Yes, and the first attempt to try and deal with this – and what the previous Government did – was put a bank deposits tax on. So, they went and taxed all the banks, not just the big ones, they taxed all the banks and they put a tax on pensioners’ bank accounts. Now, we’re not doing that. We’re doing the opposite. We’ve aligned this tax, I think, much better. We’ve constructed it in a way that even excludes the capital that we require those banks to hold that’s unquestionably strong. So, I want unquestionably strong banks and I want unquestionably fair banks and I want an unquestionably competitive banking system.

SPEERS:

Finally, with Bill Shorten’s Budget reply tonight, we know he’s going to back the bank levy, but if he says, he won’t back the Medicare levy increase – particularly for lower income families – but he will keep the deficit levy on high income earners, he won’t do the company tax cut.
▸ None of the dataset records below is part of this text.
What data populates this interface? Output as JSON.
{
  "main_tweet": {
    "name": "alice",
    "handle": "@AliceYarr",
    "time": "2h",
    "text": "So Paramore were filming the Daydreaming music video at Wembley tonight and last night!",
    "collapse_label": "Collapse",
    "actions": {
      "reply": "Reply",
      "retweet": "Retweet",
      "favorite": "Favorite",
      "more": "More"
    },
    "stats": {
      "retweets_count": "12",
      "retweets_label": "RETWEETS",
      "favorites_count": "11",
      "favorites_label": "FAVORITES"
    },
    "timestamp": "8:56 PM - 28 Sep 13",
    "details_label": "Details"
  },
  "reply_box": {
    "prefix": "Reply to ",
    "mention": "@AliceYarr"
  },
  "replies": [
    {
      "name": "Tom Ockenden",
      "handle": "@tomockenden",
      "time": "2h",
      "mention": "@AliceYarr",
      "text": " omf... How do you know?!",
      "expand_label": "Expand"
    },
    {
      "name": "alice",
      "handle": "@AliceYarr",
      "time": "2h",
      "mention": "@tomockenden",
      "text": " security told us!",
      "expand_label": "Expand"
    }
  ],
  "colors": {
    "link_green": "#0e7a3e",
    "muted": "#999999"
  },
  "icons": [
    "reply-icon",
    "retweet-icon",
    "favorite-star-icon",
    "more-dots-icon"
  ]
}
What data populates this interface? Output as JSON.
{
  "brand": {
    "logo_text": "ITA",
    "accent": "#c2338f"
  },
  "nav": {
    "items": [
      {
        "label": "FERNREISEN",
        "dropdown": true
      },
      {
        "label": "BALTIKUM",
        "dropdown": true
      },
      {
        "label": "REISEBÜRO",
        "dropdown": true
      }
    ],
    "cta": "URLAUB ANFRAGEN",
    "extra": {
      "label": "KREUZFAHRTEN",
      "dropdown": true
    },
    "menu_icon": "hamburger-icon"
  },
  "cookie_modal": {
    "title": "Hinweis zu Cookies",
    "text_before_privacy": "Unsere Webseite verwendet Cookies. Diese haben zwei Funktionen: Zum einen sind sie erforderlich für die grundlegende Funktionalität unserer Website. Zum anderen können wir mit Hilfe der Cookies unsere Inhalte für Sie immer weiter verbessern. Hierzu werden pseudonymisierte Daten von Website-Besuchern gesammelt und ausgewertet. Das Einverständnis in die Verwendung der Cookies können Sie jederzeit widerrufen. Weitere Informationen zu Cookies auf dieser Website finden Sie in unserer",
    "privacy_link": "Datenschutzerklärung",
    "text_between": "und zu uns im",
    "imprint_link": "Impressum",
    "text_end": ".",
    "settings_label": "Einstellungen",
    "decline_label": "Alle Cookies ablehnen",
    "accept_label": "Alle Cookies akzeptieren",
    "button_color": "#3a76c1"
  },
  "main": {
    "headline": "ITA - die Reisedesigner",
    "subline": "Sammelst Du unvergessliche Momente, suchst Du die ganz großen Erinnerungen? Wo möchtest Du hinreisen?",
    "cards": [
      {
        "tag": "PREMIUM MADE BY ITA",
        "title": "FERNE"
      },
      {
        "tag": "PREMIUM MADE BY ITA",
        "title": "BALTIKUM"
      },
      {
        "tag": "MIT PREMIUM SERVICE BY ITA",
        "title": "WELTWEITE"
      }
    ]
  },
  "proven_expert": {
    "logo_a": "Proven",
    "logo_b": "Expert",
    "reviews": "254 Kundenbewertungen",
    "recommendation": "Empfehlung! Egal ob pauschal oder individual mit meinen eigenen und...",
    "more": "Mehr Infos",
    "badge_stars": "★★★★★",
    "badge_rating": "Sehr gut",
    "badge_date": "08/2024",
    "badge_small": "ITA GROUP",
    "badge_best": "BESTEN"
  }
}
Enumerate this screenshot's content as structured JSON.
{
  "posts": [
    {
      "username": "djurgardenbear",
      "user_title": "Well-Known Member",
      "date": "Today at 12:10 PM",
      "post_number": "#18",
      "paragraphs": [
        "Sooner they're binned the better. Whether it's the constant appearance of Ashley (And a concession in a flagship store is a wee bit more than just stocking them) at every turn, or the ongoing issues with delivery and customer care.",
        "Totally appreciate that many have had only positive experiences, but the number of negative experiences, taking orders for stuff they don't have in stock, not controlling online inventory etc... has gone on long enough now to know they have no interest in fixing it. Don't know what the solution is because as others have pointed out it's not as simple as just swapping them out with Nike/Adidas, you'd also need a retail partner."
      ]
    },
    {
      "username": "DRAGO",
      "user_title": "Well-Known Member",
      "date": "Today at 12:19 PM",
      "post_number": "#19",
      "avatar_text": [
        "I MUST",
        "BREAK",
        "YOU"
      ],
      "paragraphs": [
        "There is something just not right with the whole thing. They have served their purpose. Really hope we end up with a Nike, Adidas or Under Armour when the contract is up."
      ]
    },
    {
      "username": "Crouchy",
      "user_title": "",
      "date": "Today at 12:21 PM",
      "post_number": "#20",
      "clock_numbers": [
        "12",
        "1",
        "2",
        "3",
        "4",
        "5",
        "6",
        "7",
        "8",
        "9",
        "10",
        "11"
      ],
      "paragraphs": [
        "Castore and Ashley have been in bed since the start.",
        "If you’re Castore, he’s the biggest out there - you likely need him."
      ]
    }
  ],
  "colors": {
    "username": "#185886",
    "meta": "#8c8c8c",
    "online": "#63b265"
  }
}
Are you worried at all that this will appeal to some of those working families?

TREASURER:

I think Australians have big hearts and I think they understand the need for this. This is almost a $56 billion hole in the funding of the NDIS. He can’t fill it by extending the deficit levy. He can’t fill it by reversing the company tax cuts – that’s a lie. So, the hole remains and it needs to be filled and it falls to all of us to do that for the reasons that I set out yesterday. Now, I’ll be very disappointed if they don’t support it. I mean, Bill was there when this was set up. He’s a former Parliamentary Secretary for Disabilities. He made statements at the time that the original half a per cent levy was put on calling it a very important social program and that this was necessary. So, he needs to live up to this. I’d be disappointed if he didn’t. I mean, I really don’t want to have a political fight about the funding of the NDIS. There’s plenty of other things we can disagree on – please, can we please agree and meet in the middle? We wanted to do this through savings. They said no. Well, they’re going to say no there and we agreed to do then exactly what they did when they set this thing up and we supported them. This is fair. This is reasonable. And the more you earn, the more you pay. So, someone on average wages paying a little more than just over a dollar a day, but someone who’s earning $225,000, $230,000 – they’re paying a lot more than that. They’re paying over $1,500 a year extra for these sorts of things and I don’t think Australians really in their hearts think that is an unfair thing to do to help their mates.

SPEERS:

Treasurer Scott Morrison, I appreciate your time this afternoon and explaining that to us.

TREASURER:

No worries, David, good to be with you.